Tophat aligns RNA-seq data

Tophat is a mapper for aligning RNA-seq data to a reference genome (indexed with bowtie2), with the possibility to detect novel isoforms. It is optional to provide your own annotation files, or let Tophat detect novel isoforms by itself. For other aligner for RNA-seq, see http://wiki.bits.vib.be/index.php/RNAseq_toolbox#Aligning_of_RNA-seq_reads

Tophat is the first step of the 'Tuxedo' suite of RNA-seq analysis tools for differential expression. The second step is cufflinks, which assembles an annotation file (.gtf) of the detected isoforms. The third step is cuffmerge, which merges all annotation of different mappings together.
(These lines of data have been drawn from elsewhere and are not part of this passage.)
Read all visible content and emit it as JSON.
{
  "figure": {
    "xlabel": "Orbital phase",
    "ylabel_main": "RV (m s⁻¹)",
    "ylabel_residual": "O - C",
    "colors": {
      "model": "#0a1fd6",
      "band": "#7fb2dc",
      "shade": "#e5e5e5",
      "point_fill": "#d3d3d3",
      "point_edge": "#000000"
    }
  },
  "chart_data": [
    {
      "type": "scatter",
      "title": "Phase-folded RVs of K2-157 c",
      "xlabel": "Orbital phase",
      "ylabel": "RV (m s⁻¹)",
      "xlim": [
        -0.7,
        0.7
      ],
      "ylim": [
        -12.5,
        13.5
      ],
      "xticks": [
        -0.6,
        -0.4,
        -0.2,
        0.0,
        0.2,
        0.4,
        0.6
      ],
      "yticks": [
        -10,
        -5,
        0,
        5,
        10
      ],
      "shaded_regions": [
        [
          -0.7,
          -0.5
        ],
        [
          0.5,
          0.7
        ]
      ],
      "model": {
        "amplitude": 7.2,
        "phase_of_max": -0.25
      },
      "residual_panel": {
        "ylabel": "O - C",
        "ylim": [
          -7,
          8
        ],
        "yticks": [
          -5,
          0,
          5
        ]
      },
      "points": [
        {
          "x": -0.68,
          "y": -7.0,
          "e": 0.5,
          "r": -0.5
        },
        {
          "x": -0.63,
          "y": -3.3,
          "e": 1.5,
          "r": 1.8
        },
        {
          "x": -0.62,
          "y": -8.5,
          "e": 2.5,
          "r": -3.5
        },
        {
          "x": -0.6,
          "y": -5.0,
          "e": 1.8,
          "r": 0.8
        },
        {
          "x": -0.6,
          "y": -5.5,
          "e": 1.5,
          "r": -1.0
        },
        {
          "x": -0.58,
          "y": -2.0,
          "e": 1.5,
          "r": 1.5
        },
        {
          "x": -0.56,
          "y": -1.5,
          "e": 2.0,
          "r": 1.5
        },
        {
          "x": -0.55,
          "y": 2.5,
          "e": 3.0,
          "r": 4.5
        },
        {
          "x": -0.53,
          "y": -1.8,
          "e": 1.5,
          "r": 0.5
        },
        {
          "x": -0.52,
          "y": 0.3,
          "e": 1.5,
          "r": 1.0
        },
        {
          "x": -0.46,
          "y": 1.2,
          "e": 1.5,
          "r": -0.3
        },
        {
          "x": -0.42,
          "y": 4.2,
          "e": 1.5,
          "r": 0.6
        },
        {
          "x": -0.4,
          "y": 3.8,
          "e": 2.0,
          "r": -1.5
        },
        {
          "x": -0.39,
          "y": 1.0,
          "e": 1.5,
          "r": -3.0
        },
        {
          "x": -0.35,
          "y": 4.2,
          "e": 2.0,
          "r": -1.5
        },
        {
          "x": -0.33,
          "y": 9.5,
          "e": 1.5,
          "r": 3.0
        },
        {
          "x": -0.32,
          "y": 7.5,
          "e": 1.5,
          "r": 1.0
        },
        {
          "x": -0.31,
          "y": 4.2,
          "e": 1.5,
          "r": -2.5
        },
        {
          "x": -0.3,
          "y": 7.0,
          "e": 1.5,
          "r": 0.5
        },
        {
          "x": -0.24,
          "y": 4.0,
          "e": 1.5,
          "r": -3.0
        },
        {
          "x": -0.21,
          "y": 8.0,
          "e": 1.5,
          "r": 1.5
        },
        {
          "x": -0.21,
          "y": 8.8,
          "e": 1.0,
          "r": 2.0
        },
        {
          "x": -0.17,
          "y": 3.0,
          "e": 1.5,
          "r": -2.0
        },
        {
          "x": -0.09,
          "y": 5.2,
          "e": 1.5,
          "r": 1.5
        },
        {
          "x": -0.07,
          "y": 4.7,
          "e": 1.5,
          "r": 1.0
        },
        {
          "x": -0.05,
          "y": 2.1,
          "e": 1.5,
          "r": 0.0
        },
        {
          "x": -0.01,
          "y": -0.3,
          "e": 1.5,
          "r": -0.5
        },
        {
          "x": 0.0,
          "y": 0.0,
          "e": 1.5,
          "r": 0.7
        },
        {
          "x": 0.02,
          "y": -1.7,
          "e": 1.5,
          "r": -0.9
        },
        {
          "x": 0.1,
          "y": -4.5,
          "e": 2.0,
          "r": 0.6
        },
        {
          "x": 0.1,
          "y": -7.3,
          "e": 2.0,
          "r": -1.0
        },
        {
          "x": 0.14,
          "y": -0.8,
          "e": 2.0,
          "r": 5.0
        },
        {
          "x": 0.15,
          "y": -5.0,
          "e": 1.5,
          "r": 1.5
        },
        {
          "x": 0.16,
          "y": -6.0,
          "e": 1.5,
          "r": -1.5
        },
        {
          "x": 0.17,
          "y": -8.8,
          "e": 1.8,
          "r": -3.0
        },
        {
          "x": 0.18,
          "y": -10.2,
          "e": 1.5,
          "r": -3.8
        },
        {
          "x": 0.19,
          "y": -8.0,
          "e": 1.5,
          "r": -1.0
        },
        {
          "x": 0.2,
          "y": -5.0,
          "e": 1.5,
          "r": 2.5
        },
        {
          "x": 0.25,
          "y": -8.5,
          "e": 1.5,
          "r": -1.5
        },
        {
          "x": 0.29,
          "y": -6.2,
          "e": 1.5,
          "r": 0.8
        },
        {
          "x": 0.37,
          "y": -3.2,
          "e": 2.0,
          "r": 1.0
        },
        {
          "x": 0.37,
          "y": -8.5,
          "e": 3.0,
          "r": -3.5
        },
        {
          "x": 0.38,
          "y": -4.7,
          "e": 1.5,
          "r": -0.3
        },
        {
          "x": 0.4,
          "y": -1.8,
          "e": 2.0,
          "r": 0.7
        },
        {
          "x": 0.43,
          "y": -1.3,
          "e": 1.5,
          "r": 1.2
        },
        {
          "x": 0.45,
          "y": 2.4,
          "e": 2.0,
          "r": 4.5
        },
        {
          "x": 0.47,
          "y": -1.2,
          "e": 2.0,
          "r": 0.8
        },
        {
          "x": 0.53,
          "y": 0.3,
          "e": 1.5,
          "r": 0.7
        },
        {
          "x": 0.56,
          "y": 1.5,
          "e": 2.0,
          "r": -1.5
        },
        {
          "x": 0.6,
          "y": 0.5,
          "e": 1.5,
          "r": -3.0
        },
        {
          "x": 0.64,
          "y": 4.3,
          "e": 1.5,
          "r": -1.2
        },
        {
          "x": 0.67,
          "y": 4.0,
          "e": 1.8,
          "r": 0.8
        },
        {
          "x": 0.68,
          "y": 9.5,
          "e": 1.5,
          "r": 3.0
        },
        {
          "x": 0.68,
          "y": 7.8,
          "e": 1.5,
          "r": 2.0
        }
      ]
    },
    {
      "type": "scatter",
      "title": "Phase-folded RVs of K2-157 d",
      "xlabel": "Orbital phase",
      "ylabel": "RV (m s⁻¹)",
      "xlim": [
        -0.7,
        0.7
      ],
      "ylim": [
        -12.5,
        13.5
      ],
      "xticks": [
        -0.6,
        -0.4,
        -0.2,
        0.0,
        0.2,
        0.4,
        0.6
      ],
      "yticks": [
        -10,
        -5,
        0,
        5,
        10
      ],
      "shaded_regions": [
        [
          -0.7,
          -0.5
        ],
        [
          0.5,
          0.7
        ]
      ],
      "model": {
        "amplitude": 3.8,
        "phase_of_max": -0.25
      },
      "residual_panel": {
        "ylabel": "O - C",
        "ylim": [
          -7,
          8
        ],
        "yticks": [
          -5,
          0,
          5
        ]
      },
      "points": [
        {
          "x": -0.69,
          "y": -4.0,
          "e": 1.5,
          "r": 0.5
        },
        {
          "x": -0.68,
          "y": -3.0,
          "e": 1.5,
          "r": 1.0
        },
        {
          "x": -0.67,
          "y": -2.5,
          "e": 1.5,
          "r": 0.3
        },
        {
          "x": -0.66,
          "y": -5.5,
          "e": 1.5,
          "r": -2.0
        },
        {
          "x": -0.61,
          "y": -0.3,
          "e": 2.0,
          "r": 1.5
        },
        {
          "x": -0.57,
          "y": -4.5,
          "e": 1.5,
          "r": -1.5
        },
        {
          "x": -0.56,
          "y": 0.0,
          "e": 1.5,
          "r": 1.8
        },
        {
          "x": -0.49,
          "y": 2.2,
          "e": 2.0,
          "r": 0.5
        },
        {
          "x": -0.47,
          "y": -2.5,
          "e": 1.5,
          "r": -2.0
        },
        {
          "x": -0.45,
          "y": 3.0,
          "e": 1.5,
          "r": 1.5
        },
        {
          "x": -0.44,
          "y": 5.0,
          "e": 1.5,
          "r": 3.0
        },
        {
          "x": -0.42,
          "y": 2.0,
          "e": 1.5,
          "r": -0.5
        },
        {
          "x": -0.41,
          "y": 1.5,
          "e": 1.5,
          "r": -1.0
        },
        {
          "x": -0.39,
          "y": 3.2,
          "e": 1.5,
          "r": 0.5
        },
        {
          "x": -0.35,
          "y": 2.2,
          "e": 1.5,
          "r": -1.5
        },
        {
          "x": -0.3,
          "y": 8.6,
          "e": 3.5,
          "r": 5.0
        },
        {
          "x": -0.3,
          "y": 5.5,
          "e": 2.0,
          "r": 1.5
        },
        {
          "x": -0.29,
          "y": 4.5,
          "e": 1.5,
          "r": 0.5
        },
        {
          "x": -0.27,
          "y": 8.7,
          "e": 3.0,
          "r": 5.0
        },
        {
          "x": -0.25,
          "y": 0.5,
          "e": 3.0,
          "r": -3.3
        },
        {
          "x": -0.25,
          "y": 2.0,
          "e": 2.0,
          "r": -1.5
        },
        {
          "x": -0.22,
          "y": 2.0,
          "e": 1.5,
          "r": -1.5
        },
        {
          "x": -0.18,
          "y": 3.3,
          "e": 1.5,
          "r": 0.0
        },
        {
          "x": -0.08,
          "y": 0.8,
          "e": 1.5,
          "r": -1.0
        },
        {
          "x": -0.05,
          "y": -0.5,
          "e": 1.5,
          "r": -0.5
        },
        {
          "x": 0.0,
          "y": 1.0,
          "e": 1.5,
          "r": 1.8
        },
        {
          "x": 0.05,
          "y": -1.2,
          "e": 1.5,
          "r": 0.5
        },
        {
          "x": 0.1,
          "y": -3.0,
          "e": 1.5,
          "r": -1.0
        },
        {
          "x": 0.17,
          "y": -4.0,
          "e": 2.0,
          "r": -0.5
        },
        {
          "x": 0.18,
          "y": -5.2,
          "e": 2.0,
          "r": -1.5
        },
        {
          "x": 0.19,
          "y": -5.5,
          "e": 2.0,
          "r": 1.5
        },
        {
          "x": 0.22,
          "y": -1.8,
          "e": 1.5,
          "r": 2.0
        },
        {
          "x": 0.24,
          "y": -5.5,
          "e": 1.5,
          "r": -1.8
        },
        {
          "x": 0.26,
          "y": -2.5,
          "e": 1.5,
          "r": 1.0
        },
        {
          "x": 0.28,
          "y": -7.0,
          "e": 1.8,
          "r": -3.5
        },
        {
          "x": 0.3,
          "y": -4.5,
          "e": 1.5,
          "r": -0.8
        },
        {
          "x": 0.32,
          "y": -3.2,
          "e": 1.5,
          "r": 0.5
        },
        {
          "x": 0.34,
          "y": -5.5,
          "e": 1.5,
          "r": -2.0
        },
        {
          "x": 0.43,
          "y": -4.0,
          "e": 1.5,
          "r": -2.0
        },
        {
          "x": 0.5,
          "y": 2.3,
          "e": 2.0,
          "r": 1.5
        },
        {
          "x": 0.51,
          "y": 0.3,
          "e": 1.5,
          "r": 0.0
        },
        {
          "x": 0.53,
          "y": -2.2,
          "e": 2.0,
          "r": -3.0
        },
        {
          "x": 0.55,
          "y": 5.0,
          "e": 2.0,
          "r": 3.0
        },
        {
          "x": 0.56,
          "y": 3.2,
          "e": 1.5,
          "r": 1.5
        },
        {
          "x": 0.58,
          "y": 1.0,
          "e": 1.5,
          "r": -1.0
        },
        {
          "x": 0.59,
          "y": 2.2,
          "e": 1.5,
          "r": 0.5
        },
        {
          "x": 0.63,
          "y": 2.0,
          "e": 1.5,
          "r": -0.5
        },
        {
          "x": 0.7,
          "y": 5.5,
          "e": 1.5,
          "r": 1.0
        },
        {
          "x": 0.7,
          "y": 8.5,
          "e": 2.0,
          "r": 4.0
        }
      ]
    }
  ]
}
The fourth step, cuffdiff, takes this merged annotation file together with the mappings to estimate differential expression between the conditions.

See this figure for an overview of the Tuxedo suite: Tuxedooverview.png

Command examples

# a typical tophat command.

tophat -p 8 --no-coverage-search -o name_thout --transcriptome-index mm9.ensgene reads fq

In this example, 8 threads max are attributed to the job, coverage-search is avoided (speed), the file used to identify transcriptome is set to the ensemble gene model (other options are refGene of knownGene), finally, the read file is provided as input.

The result will be a folder named 'name_thout' and containing several files describing the result of mapping the reads to the ensgene exome.

-rwxrwx---. 1 root vboxsf 809M Oct 24 17:21 accepted_hits.bam
-rwxrwx---. 1 root vboxsf 652K Oct 24 17:14 deletions.bed
-rwxrwx---. 1 root vboxsf 329K Oct 24 17:14 insertions.bed
-rwxrwx---. 1 root vboxsf 8.8M Oct 24 17:14 junctions.bed
drwxrwx---. 1 root vboxsf 4.0K Oct 24 17:14 logs
-rwxrwx---. 1 root vboxsf   70 Oct 24 09:48 prep_reads.info
-rwxrwx---. 1 root vboxsf  17M Oct 24 17:14 unmapped.bam

Each group of reads is processed with tophat separately. This can take quite some time (up to ~10h on the BITS cluster for 15million reads).

The 'accepted_hits.bam' file is the input for the next processing step using cufflinks or other RNASeq quantification software (eg DESeq ...).